Je ne sais si vous avez suivi les quatre premiers matchs mais c'est à n'y rien comprendre mes amours. Georges Bernanos aurait dit que comprendre c'est déjà aimer, alors essayons de comprendre ce qui fait de cette finale une horreur voluptueuse.
Aucun frisson n'est sorti de chacune des rencontres tant les écarts furent énormes : 24, 10, 20, puis encore 20 points. Comment se peut-il qu'une équipe battue et humiliée de 24 points sur son terrain puisse aller triompher chez son adversaire de 20 points ? Une réaction d'orgueil diront les plus faibles d'esprit d'entre-nous... Une réaction alors bien souterraine qui n'eut lieu qu'après une autre défaite de 20 points.

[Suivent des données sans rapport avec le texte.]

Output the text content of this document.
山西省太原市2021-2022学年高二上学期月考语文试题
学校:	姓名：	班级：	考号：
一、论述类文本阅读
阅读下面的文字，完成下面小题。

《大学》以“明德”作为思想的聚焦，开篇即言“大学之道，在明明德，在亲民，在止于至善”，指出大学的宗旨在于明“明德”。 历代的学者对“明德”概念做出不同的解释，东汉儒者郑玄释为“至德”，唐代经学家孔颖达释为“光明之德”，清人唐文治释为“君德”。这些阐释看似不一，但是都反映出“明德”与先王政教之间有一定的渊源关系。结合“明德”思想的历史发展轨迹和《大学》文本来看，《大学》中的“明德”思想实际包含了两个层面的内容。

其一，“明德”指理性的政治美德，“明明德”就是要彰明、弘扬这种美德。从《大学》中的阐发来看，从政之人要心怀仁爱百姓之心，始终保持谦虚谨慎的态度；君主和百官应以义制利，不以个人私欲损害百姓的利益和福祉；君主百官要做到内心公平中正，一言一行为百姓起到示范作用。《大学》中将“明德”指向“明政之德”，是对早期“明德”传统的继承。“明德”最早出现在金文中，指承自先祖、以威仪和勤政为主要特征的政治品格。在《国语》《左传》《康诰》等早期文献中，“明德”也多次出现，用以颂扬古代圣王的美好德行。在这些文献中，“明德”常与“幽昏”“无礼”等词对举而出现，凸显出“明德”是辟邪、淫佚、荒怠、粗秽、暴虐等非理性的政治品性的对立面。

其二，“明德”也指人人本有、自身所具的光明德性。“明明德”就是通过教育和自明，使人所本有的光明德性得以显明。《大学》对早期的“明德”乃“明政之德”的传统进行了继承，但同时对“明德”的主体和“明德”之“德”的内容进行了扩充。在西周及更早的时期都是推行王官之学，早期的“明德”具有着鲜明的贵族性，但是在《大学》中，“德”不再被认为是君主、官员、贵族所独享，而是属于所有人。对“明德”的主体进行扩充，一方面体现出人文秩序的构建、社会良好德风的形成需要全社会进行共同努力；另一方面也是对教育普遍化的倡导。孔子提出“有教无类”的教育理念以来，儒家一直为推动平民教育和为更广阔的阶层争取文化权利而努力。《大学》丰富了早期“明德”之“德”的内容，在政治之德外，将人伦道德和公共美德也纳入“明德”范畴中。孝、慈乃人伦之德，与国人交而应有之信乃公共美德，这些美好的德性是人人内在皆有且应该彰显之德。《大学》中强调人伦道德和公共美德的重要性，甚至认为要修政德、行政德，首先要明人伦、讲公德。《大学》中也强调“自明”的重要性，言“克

Ces rencontres ont montré le pire de la ligue américaine : 117 passes décisives pour 137 balles perdues par les deux équipes en quatre parties... Un véritable pensum de presque trois heures, en fait un déluge de publicités télévisuelles affligeantes pour des marques inconnues entrecoupées de brefs instants de basket-ball, que dis-je, de balles perdues et de passe à dix sans âme. Du dernier match je n'ai retenu qu'une chose : en faisant le 889 je peux acheter une Aston Martin d'occasion. Je m'ennuyais tant que j'ai failli devenir conductrice de la même automobile que James Bond...
Le public ne s'y est d'ailleurs pas trompé. La victoire de Detroit lors de la finale de 2003 avait créé un gigantesque engouement dans cette ville que je connais bien car une amie très chère posséda une Ford. Cette année, l'arène des Chocs, tout autant que celle des Monarques, reste dramatiquement à moitié vide malgré les milliers de places gratuites généreusement distribuées.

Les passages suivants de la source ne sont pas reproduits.